Call her Sherlock Hermès. Ingrid Chua, a journalist and blogger behind the Bag Hag Diaries, started noticing a strange phenomenon back in 2019, mostly on Instagram and high-end resale sites. They were flooded with oddball luxury items—pouches, tote bags, and beach towels—priced at a fraction of, say, a leather purse. These goodies were touted as never-for-sale VIP gifts, treats handed to friends of the brand, influencers, or free-spending clients. Chua’s suspicions were piqued by the volumes on offer, perhaps 20 or more from a single seller who might also offer a wait list for the next delivery. “If you’re a VIP, you might get one or two things, but how do they have batch after batch of them? It was seriously shady,” she scoffs.
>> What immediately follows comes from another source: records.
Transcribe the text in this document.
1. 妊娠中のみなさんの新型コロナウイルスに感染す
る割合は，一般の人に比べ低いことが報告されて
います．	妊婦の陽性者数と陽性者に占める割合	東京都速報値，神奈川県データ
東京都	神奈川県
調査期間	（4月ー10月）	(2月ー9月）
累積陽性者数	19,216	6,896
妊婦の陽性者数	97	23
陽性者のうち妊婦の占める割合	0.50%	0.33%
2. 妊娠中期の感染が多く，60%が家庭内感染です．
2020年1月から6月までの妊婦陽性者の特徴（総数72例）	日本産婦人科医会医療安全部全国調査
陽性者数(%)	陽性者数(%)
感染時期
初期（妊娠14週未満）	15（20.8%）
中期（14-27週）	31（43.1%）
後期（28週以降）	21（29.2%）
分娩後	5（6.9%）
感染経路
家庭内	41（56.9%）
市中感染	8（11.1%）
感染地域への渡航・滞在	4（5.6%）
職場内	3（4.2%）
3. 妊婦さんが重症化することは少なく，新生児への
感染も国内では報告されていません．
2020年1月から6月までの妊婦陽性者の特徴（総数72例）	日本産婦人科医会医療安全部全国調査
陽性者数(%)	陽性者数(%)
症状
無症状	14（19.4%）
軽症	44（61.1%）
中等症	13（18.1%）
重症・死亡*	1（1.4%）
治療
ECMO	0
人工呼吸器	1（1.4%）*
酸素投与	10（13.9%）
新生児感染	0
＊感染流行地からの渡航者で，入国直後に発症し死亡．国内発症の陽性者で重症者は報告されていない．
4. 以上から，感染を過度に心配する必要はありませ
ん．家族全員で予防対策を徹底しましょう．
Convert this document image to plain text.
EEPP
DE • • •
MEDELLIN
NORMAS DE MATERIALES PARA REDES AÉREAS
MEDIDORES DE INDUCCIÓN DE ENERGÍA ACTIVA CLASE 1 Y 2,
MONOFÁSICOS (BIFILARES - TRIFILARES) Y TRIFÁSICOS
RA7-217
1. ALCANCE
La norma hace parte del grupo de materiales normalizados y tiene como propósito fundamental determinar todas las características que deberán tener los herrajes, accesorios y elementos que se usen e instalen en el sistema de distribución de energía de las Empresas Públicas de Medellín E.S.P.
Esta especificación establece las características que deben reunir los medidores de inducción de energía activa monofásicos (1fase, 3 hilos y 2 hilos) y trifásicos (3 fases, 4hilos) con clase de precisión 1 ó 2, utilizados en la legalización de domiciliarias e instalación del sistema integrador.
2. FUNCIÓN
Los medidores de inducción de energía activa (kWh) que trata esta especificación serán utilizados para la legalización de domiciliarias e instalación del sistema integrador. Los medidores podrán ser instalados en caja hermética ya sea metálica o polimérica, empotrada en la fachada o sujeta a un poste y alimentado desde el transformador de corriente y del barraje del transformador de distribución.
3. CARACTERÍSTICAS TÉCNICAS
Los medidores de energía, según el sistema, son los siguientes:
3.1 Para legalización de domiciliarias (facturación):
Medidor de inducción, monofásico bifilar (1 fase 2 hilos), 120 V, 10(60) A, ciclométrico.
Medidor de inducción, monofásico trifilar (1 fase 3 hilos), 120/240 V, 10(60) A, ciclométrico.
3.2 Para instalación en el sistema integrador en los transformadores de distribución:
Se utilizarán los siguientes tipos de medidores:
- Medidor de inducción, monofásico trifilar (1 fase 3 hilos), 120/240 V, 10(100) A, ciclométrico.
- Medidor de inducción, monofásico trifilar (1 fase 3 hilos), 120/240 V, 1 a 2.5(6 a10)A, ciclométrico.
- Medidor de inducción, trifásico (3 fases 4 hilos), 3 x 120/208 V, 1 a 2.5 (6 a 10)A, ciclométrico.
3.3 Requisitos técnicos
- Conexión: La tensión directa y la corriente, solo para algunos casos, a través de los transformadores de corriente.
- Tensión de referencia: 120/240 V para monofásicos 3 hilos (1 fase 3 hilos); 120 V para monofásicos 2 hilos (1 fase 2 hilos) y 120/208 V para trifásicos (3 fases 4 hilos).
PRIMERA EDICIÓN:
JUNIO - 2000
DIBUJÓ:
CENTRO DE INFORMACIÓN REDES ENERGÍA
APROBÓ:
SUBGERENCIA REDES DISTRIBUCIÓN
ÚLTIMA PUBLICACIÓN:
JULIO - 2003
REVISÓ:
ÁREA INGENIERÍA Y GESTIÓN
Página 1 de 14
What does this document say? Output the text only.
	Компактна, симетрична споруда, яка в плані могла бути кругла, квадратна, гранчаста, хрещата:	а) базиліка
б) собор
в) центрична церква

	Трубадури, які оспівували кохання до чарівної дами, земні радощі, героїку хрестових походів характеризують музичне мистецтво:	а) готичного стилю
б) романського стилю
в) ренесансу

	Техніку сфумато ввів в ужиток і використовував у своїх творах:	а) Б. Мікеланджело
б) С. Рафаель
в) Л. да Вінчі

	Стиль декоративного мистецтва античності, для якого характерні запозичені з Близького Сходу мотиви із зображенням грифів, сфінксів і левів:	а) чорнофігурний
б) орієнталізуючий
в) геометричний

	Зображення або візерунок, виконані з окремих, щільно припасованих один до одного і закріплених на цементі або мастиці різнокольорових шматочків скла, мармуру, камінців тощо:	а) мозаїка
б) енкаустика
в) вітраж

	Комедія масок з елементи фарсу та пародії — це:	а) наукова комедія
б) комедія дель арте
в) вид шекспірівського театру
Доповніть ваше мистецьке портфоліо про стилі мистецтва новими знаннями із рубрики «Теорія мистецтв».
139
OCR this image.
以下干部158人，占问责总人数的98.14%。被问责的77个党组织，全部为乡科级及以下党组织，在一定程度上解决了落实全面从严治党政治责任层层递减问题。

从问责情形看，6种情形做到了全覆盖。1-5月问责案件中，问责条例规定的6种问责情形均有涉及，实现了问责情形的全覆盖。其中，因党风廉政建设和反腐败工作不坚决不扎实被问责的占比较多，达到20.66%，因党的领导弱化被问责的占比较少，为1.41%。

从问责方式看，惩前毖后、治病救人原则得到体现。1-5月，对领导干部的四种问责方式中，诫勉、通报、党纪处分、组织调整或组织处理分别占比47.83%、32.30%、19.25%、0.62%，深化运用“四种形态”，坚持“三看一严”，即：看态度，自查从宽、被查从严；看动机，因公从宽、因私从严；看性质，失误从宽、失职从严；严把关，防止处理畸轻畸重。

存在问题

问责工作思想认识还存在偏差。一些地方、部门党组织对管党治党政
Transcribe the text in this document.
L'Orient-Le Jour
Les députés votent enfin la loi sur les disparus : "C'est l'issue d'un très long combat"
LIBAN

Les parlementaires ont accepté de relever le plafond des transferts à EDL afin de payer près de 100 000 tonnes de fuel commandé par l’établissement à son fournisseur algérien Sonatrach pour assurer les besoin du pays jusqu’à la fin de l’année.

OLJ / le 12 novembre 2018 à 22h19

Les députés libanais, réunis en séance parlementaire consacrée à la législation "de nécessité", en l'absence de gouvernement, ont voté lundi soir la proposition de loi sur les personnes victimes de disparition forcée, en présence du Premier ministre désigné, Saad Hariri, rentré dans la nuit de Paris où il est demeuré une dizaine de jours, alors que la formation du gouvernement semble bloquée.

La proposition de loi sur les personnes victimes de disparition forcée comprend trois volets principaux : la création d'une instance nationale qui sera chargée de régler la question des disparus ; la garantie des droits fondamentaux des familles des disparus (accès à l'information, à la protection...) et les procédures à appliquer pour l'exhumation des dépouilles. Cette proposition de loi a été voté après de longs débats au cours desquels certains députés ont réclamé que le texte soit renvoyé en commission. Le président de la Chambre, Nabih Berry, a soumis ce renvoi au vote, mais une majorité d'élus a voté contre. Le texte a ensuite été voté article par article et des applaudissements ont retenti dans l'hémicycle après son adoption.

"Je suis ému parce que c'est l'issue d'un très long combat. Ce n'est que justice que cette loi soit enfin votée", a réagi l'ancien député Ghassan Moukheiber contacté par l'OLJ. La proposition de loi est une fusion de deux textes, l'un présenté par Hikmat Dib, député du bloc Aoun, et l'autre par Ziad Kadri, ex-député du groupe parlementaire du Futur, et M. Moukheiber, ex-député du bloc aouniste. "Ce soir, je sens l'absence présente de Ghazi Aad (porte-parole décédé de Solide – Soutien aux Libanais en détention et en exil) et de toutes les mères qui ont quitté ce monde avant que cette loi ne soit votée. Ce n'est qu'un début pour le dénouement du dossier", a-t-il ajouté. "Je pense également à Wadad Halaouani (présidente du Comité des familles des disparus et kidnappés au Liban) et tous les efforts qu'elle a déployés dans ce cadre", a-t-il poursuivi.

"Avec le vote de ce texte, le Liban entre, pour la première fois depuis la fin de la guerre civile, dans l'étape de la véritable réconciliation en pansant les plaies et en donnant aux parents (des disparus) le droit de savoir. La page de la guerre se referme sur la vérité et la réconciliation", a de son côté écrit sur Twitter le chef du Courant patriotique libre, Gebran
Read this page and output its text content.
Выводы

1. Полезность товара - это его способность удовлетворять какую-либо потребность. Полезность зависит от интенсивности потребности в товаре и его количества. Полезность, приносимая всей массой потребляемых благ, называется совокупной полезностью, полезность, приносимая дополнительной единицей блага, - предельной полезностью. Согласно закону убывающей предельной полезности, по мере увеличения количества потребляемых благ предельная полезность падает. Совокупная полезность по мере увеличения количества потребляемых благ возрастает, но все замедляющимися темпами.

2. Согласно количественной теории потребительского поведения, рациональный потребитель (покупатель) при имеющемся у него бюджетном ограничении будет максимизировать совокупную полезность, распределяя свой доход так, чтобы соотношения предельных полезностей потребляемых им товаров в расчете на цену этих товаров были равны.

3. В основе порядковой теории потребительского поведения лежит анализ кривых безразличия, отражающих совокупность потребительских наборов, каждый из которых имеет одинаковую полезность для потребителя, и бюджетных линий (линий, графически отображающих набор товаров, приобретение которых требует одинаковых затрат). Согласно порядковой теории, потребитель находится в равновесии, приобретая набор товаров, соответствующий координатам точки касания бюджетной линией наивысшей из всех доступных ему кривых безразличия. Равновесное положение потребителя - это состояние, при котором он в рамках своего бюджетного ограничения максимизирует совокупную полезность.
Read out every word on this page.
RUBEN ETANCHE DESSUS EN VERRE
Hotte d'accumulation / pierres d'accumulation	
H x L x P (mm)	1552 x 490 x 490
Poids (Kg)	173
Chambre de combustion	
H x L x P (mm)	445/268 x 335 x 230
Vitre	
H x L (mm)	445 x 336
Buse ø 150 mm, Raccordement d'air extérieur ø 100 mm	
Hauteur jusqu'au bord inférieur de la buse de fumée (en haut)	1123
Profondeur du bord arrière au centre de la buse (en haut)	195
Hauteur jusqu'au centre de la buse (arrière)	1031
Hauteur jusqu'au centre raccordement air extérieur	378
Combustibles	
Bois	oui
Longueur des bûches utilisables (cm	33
So, Chua started snooping, setting up fake Insta handles to query the sellers on that platform. It was obvious to her that most, if not all, of these items were counterfeit. When she started sharing screengrabs of her exchanges on her Instagram Stories, the abuse began. “I got threats, things like ‘We’re going to sue you, you’re making us lose revenue.’” Undeterred, Chua kept digging, even hiring a trio of photographers to analyze images shared as part of the sales pitches. Take the makeup pouch purportedly offered by Chanel Beauty as a thank you to certain customers that was pictured on one of the brand’s makeup counters. “Guess what? All three of them said it was superimposed on the image—there was no reflection in the vitrine,” she says.

Chua’s crusade is well-timed. Luxury brands have embraced the trappings of so-called clienteling with more gusto than ever, competing to outdo each other in their cosseting of VICs (Very Important Clients); keeping influencers onside the same way is vital, too. One now-commonplace tactic for both involves creating one-off, branded keepsakes that will be gifted rather than sold; these may be available only to certain buyers or are never even offered in the retail environment. There might be a leather wristlet, a key fob, or a small pouch; Prada sent limited-edition shirts to a small number of VICs as a Christmas gift, while Chanel could send a top buyer some throw pillows as a birthday shoutout.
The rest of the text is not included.